Increased Student Ownership = Elevated Student Achievement
As teachers, we all want the same thing—students achieving more and to a higher degree. We know that this is accomplished through our teaching. But are we teaching everything we should? Aside from core subjects, what else is there?
It is clear from the research that equally important to teaching core subjects is teaching students how to take ownership of their learning. There is only so much we can “teach” if the student doesn’t recognize he’s supposed to “learn.” The most effective way to get them to understand their role in education is to get them to take ownership of their learning.
With increased student ownership comes increased student achievement.
What does student ownership mean? And how do we accomplish this? Student ownership means students have the authority, responsibility, and the capacity to own their learning. And we accomplish this by delegating to students the authority, responsibility and the capacity to own their learning.
Give students the authority: We hand over the power to make decisions. This doesn’t mean that students decide what they want to learn solely based on their interests. This would not prepare them to explore content they have never been exposed to. This means that as students are learning something new they have the authority to determine what they need to master that skill—frequency of practice and types of practice, opportunities to authentically apply learning, opportunities to transfer learning into new situations. It is our role as teachers to ensure that students have the authority to make decisions about how they will grow and learn.

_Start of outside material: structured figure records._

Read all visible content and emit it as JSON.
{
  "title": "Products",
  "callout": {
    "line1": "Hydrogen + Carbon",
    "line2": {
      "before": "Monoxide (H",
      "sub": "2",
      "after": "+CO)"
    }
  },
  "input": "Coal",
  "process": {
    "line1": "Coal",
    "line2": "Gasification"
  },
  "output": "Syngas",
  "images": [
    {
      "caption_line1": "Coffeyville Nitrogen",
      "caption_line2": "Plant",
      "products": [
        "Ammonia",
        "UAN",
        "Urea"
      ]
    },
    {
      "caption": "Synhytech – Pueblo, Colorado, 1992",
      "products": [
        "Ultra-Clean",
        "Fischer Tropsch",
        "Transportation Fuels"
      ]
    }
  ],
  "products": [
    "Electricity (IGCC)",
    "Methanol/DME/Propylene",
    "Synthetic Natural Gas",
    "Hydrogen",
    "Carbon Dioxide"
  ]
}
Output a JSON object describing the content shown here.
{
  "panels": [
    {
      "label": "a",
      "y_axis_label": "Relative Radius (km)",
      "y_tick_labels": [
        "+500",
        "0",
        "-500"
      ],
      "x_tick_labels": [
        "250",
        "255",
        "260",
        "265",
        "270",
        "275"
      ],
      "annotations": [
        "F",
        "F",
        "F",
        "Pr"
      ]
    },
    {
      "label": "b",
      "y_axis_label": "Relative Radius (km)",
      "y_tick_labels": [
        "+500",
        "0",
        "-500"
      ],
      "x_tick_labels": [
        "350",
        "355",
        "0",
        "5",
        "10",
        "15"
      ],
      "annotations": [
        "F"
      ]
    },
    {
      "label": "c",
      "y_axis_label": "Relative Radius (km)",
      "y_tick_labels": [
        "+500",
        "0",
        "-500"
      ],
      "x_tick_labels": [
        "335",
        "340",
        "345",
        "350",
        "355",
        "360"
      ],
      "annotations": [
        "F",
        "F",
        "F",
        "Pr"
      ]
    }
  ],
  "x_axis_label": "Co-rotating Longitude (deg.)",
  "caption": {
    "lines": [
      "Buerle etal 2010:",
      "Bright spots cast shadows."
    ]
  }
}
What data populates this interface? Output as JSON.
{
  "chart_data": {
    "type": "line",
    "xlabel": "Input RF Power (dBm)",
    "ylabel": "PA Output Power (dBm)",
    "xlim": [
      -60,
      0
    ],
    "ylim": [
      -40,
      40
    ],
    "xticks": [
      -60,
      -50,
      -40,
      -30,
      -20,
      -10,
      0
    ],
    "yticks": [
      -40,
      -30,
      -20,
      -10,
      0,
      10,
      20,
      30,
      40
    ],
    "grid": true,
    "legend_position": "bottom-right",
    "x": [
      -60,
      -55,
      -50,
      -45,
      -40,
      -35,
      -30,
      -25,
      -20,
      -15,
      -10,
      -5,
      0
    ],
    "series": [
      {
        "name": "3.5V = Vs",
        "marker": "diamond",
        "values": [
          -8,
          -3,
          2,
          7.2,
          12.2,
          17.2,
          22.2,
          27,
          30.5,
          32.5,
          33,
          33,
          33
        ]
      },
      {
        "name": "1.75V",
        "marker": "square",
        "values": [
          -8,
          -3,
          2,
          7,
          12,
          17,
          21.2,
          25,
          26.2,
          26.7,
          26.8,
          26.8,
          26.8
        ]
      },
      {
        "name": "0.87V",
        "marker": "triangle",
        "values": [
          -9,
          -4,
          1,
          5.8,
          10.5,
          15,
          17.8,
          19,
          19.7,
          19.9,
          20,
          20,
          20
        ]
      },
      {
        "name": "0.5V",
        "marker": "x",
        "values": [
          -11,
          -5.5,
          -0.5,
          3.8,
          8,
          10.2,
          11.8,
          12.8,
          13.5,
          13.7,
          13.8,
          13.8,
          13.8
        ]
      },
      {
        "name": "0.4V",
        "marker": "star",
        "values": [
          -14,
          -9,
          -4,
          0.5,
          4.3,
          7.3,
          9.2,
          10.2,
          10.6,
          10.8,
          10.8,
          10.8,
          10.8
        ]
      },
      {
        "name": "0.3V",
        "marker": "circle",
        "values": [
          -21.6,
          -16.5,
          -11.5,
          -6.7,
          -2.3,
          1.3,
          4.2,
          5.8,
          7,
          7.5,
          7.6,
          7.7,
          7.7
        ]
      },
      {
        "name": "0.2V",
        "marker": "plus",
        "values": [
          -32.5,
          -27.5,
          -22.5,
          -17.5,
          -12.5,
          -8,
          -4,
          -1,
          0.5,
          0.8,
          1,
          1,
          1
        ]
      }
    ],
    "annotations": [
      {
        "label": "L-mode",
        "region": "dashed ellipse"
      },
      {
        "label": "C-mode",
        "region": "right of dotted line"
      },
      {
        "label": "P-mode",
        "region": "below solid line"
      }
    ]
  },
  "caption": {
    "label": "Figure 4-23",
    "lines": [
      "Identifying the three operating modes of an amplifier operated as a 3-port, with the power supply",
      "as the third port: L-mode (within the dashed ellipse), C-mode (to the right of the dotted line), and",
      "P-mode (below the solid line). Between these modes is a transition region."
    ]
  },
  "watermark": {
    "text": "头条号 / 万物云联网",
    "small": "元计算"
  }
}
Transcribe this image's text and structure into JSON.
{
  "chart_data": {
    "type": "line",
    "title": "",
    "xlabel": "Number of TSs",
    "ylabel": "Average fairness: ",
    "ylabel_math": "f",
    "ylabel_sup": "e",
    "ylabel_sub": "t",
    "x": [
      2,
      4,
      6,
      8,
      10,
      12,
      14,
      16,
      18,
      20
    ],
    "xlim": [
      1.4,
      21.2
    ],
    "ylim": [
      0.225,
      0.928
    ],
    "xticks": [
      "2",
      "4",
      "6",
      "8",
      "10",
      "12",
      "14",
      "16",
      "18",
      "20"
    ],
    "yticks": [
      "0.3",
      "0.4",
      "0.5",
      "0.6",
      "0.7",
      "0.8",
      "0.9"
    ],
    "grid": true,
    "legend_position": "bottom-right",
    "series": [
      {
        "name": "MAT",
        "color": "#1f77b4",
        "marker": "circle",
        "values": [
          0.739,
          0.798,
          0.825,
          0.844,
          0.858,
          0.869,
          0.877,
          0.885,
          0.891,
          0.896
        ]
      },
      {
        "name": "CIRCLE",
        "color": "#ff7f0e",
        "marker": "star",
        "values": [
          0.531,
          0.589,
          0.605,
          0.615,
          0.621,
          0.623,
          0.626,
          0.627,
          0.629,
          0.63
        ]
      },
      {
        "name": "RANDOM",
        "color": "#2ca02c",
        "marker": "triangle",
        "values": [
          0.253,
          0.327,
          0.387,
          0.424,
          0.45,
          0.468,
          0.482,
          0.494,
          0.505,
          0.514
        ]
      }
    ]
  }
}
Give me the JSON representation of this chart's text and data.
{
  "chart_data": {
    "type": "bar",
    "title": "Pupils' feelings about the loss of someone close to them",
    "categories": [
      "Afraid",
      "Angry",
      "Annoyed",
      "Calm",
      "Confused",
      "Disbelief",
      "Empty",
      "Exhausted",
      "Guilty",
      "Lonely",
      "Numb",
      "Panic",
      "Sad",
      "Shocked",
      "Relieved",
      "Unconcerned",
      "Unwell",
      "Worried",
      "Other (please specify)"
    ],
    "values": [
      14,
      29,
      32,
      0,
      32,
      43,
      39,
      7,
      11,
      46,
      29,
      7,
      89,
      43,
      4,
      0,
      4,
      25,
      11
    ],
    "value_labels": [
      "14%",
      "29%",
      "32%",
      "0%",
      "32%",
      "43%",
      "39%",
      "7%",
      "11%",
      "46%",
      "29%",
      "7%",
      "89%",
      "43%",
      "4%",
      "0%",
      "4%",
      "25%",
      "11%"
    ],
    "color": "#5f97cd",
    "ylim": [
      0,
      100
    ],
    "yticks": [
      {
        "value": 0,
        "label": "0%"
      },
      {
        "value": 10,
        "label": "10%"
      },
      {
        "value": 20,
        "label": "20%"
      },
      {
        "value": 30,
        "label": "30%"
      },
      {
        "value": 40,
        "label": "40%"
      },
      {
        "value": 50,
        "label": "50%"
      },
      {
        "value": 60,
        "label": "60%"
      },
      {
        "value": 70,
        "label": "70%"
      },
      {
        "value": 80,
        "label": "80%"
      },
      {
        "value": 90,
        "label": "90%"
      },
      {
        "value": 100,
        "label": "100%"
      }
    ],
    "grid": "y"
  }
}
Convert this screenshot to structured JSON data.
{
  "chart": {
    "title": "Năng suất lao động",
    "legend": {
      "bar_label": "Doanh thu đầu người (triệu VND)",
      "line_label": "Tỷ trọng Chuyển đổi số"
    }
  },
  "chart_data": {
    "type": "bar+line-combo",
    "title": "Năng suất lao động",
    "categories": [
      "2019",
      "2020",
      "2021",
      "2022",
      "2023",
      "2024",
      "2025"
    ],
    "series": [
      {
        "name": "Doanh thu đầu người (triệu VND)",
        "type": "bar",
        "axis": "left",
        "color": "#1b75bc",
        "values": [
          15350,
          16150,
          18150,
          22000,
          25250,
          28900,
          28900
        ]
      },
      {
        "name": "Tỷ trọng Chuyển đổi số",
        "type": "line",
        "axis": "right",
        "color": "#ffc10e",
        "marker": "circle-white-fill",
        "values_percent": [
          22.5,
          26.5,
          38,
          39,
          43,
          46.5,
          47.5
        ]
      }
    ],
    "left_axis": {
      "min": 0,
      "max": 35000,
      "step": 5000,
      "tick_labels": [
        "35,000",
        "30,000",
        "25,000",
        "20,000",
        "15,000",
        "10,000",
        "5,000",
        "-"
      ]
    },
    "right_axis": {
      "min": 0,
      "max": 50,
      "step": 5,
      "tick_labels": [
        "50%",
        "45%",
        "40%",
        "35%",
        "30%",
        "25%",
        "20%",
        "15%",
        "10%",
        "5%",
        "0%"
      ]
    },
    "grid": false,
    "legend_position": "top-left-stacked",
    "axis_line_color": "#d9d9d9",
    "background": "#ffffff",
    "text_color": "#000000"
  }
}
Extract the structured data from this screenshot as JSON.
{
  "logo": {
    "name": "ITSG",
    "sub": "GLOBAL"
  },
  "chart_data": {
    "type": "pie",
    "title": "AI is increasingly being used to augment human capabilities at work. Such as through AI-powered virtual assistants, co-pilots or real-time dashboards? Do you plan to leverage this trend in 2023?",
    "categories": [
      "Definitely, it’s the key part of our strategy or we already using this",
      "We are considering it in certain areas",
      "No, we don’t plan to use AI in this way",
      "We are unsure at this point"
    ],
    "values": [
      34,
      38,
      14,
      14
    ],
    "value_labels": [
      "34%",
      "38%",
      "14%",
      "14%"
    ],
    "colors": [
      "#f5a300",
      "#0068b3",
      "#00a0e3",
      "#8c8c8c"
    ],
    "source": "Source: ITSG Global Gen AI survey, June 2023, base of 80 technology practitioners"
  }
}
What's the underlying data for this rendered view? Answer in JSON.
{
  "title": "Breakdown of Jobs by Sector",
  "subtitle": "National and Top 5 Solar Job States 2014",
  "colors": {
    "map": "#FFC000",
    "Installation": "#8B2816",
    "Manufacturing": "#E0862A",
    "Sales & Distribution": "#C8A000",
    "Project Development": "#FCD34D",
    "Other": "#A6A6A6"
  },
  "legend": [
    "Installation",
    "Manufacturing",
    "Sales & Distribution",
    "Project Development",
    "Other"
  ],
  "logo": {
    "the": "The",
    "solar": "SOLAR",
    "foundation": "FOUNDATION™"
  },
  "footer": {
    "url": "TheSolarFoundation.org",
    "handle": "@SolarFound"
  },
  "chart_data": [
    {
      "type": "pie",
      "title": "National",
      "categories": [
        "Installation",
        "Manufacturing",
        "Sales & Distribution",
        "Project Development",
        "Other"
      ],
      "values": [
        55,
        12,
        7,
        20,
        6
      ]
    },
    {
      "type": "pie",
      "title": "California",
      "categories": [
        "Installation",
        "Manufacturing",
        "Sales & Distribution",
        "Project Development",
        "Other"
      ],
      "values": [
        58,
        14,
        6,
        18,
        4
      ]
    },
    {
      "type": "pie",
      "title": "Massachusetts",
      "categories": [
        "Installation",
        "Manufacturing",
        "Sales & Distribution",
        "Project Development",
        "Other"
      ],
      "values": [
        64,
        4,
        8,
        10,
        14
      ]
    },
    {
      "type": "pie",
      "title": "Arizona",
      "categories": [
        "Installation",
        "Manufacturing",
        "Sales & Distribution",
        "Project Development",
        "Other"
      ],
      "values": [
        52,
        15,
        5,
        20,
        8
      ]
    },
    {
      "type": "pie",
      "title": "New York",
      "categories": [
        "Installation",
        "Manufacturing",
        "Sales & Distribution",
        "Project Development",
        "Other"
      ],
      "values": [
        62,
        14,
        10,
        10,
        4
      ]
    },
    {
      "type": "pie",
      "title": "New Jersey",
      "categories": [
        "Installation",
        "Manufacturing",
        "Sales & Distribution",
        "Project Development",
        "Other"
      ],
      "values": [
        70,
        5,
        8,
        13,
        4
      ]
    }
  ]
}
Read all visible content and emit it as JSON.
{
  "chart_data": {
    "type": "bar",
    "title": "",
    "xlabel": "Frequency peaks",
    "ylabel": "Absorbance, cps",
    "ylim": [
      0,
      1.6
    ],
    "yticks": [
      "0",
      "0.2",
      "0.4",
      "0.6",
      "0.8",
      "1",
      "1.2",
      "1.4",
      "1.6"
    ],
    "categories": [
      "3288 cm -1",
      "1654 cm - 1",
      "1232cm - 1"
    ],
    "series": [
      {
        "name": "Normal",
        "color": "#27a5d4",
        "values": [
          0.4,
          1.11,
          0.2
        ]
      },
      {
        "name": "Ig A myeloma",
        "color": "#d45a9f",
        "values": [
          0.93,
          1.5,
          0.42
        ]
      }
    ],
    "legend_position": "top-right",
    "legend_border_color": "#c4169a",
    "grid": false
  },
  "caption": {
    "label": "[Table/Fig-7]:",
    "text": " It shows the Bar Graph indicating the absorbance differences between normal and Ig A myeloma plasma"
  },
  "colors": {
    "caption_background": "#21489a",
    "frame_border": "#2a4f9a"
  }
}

Give students the responsibility: We empower students to be accountable for their learning. This doesn’t mean that they alone drive their instruction. This means that students are part of the plan. They know what they are going to learn, how they will be taught it and how they will demonstrate their understanding. It is our role as teachers to ensure that students have the responsibility to be part of their own learning plan and understand their role in the plan.
Give students the capacity: We provide students with the ability or power to experience or understand something. This doesn’t mean that students only need skills and knowledge in order to learn to mastery. It means students are provided with the skills necessary to succeed by knowing what these skills are, why they need them, and how they will use them in their current and future learning. It is our role as teachers to ensure that students have the capacity to analyze and reflect on their own growth.
Is fostering student ownership easy for a teacher to do? Yes. But it does mean that the teacher needs to be open to the challenges of learning from mistakes, modeling the skills needed to succeed in college and career, explicitly teaching how to master the skills of ownership and, most importantly, be willing to give up some of their authority, responsibility, and capacity to the students.